Sometimes news developments turn certain types of merchants into public-relations and political hot potatoes for their payment processors, forcing merchant acquirers to decide whether they want to continue serving them. Despite strong sales, firearms merchants are one such category today, thanks to several mass shootings in the past two years, especially the tragic killings in December of 26 students and teachers at the Sandy Hook elementary school in Newtown, Conn.
Prominent mobile-payments processor Square Inc. in May amended its seller agreement to ban sales of “firearms, firearm parts or hardware, and ammunition; or weapons and other devices designed to cause physical injury” by its merchants. That change, effective in June and reportedly given without explanation, gave an unknown number of small firearms merchants about a month to seek new payment processors.
A spokesperson for Square declined to comment to Digital Transactions News but did acknowledge the change in the merchant agreement banning sales of firearms. The updated agreement lists 28 other types of merchants that Square won’t serve.
Square’s move prompted Payment Alliance International Inc., a big independent sales organization based in Louisville, Ky., to trumpet its sizable firearms-payments business. “We had kind of a flood of people calling us up” after Square notified gun sellers it was exiting the segment, says Nathan Danus, PAI’s vice president of national accounts. “I can say we’ve had hundreds of leads.”
PAI is the endorsed payment processor of several firearms trade associations and groups, including the National Rifle Association’s NRA Business Alliance and the National Shooting Sports Foundation. The latter sponsors the annual SHOT (Shooting, Hunting and Outdoor Trade) Show in Las Vegas, a huge exhibition for retailers, manufacturers, and others in the firearms industry. The 2013 show in January attracted 62,000 attendees and had about 1,600 booths. The SHOT Show is PAI’s single most effective way of reaching firearms merchants, says Danus.
Payment Alliance calls its processing services for firearms dealers its “PAI Shooting Sports Payments Package.” In addition to acceptance of major-brand payment cards, the package includes check and automated clearing house services, and also PAImobile, which provides a card swipe for Apple and Windows mobile devices—a feature the former Square merchants might appreciate. Danus won’t say how many firearms merchants PAI has, but he claims his company is the biggest in the segment.
“This goes back nine years when we started developing the shooting-sports vertical,” Danus says. Working in the segment not only requires knowledge of payment-network rules, but also of regulations from the federal Bureau of Alcohol, Tobacco, Firearms and Explosives (ATF) and states, he says.
While many Americans worry about gun sales to criminals, PAI plays up the hunting-sports aspect of gun ownership that enjoys broad popular support even in the face of shooting tragedies. PAI underwrites each dealer individually, and its back-end processor, Global Payments Inc., requires each merchant to have a Federal Firearms License (FFL) from the ATF.

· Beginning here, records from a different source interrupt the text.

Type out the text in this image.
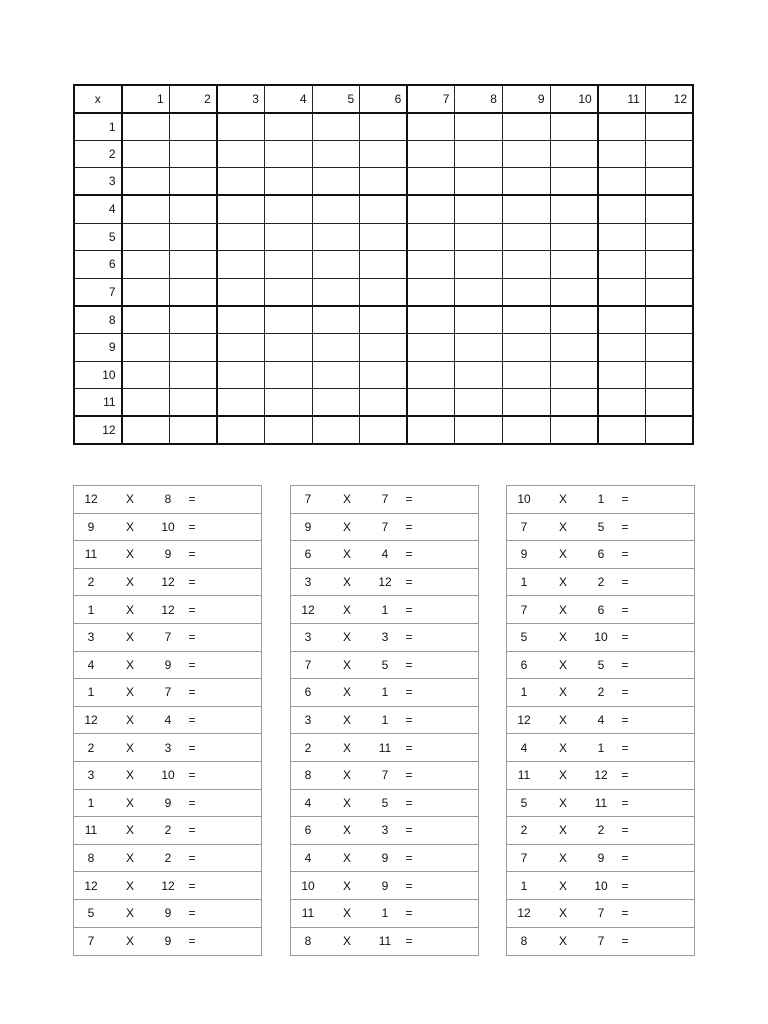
x	1	2	3	4	5	6	7	8	9	10	11	12
1												
2												
3												
4												
5												
6												
7												
8												
9												
10												
11												
12												
12	X	8	=
9	X	10	=
11	X	9	=
2	X	12	=
1	X	12	=
3	X	7	=
4	X	9	=
1	X	7	=
12	X	4	=
2	X	3	=
3	X	10	=
1	X	9	=
11	X	2	=
8	X	2	=
12	X	12	=
5	X	9	=
7	X	9	=
7	X	7	=
9	X	7	=
6	X	4	=
3	X	12	=
12	X	1	=
3	X	3	=
7	X	5	=
6	X	1	=
3	X	1	=
2	X	11	=
8	X	7	=
4	X	5	=
6	X	3	=
4	X	9	=
10	X	9	=
11	X	1	=
8	X	11	=
10	X	1	=
7	X	5	=
9	X	6	=
1	X	2	=
7	X	6	=
5	X	10	=
6	X	5	=
1	X	2	=
12	X	4	=
4	X	1	=
11	X	12	=
5	X	11	=
2	X	2	=
7	X	9	=
1	X	10	=
12	X	7	=
8	X	7	=
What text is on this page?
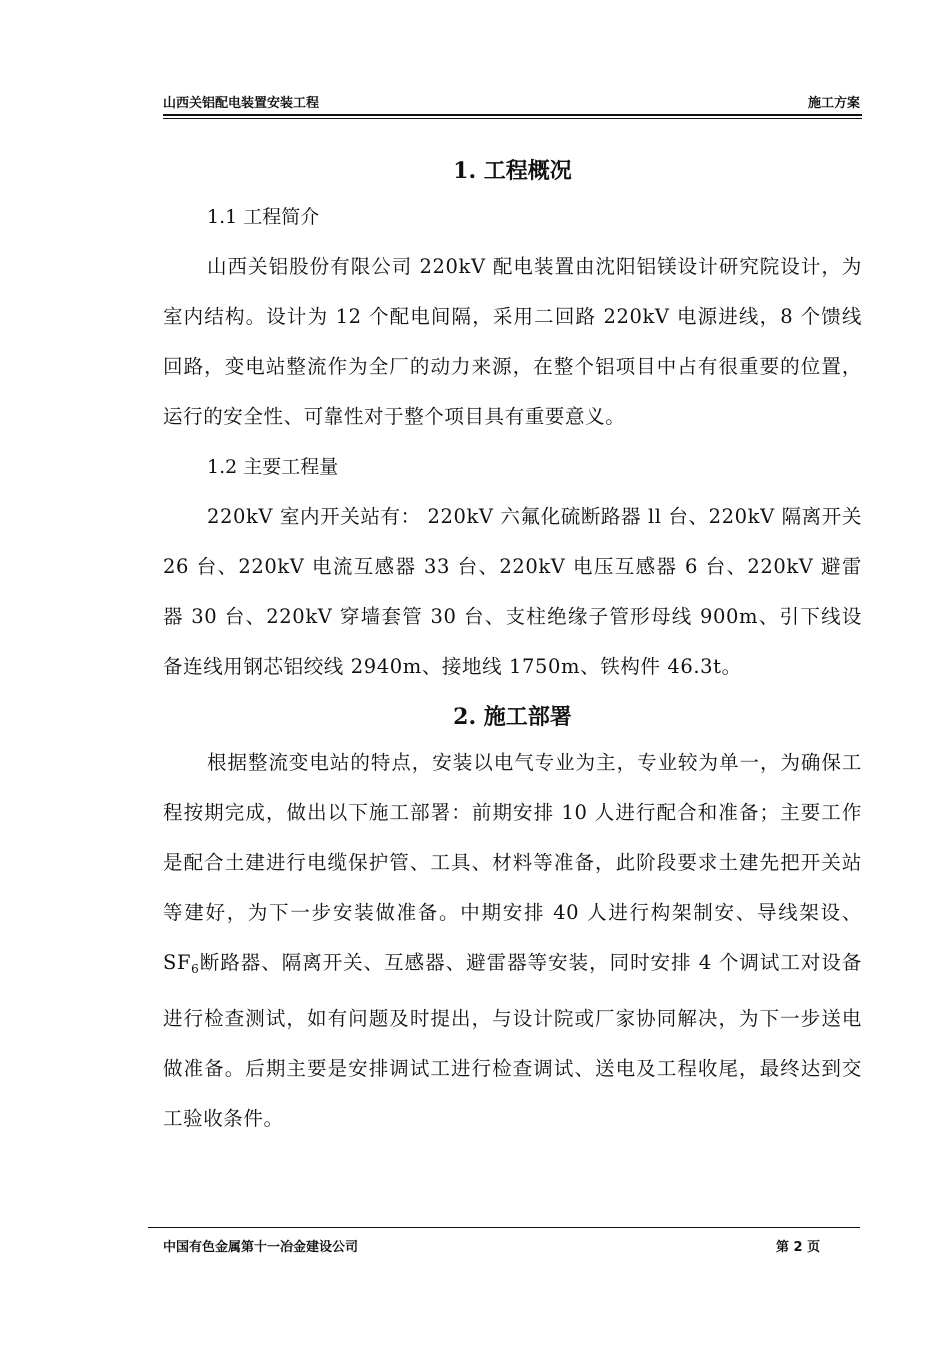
山西关铝配电装置安装工程	施工方案
1. 工程概况
1.1 工程简介
山西关铝股份有限公司 220kV 配电装置由沈阳铝镁设计研究院设计，为室内结构。设计为 12 个配电间隔，采用二回路 220kV 电源进线，8 个馈线回路，变电站整流作为全厂的动力来源，在整个铝项目中占有很重要的位置，运行的安全性、可靠性对于整个项目具有重要意义。
1.2 主要工程量
220kV 室内开关站有： 220kV 六氟化硫断路器 ll 台、220kV 隔离开关 26 台、220kV 电流互感器 33 台、220kV 电压互感器 6 台、220kV 避雷器 30 台、220kV 穿墙套管 30 台、支柱绝缘子管形母线 900m、引下线设备连线用钢芯铝绞线 2940m、接地线 1750m、铁构件 46.3t。
2. 施工部署
根据整流变电站的特点，安装以电气专业为主，专业较为单一，为确保工程按期完成，做出以下施工部署：前期安排 10 人进行配合和准备；主要工作是配合土建进行电缆保护管、工具、材料等准备，此阶段要求土建先把开关站等建好，为下一步安装做准备。中期安排 40 人进行构架制安、导线架设、$SF_6$断路器、隔离开关、互感器、避雷器等安装，同时安排 4 个调试工对设备进行检查测试，如有问题及时提出，与设计院或厂家协同解决，为下一步送电做准备。后期主要是安排调试工进行检查调试、送电及工程收尾，最终达到交工验收条件。
中国有色金属第十一冶金建设公司	第 2 页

Although some payment processors refuse to serve the gun market, firearms and ammunition are hard to beat for acquirers looking looking for a steadily growing segment. Research firm IBISWorld estimates firearms manufacturers’ revenues could hit $15 billion this year and that revenues have been growing at an annualized rate of 8.4% since 2008. Plus, firearms sales often surge when gun owners fear the government might impose restrictions. Some PAI merchants saw 300% spikes in sales after Sandy Hook. “There was much more demand than supply,” says Danus.
Another ISO serving the segment, BankCard Central, has “several hundred” firearms merchants, says Rick Noble, chief executive of BankCard Central’s parent company, North Kansas City, Mo.-based BCC Merchant Solutions.
“We are a member of the NRA and proud supporters of the Second Amendment and all that,” says Noble. He says serving firearms merchants, “if done right, is pretty safe.ng it right involves learning about applicable state and federal laws in detail, as well as careful underwriting, he says. “The big issue is who you’re selling to,” says Noble. “We will not do gun shows and we will not do sales between individuals.”
Neither Danus nor Noble claims to know why Square exited the segment, though they speculate that its model of aggregating merchants rather than underwriting each one individually might not work for firearms retailers. “That model would be a horrible model,” says Noble. “You’ve got to know who you’re processing for.”